Parthenolide induces ROS-dependent cell death in human gastric cancer cell.

[BACKGROUND] Parthenolide (PN), a key active ingredient of feverfew, has been used to treat gastrointestinal disorders. However, the mechanism of the cytotoxic effect exerted by PN on tumor cells has not been elucidated.

[OBJECTIVES] To study the cytotoxic effect of PN on human gastric cancer cells, the specific death mode, and gene expression changes induced by PN.
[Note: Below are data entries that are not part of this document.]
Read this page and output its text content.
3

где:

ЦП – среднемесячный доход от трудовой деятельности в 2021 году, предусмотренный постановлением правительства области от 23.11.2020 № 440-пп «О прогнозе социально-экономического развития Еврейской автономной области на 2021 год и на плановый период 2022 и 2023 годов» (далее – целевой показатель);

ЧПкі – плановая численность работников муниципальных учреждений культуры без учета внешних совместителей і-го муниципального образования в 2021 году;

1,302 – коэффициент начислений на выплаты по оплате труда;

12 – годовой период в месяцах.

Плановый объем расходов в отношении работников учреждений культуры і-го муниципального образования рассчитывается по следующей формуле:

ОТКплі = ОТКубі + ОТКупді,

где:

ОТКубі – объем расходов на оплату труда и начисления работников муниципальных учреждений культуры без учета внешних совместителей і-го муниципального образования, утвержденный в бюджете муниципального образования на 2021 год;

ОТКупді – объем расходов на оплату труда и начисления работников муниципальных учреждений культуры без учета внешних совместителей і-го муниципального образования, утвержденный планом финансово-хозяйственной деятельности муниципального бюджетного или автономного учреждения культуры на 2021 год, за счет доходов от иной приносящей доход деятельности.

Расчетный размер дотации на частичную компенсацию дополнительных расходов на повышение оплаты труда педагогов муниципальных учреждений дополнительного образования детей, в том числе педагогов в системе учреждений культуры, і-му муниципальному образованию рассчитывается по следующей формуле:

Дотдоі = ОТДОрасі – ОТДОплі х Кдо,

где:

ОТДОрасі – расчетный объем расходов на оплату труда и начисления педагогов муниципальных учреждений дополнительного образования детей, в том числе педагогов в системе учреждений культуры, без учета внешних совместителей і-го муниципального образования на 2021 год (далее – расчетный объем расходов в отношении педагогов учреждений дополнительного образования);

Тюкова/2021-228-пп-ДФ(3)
[MATERIAL AND METHODS] In this study, MGC-803 cells were used to study PN-induced cytotoxicity as a gastric cancer cell line. Assays of cell proliferation, cell cycle distribution, apoptosis, and reactive oxygen species (ROS) were performed using a Cell Counting Kit-8 (CCK-8) assay and a flow cytometer. MGC-803 cells treated with and without PN were separately subjected to high-throughput RNA sequencing. Western blotting was used to investigate the expression of some important proteins.

[RESULTS] Parthenolide exposure elicited cell proliferation inhibition in a doseand time-dependent manner. Parthenolide induced cell cycle arrest at the G1 and S stages. Parthenolide-induced caspase-dependent apoptosis and necroptosis were caused by the activation of RIP, RIP3 and MLKL. MGC-803 cells showed a response to ROS and oxidative stress after PN treatment. Moreover, ROS and cytotoxicity induced by PN were significantly attenuated by a ROS scavenger catalase.

[CONCLUSIONS] Parthenolide-induced gastric cancer cell death is a complex ROS-dependent process different from ordinary apoptosis and necrosis, suggesting that PN is a potential treatment option for gastric cancer.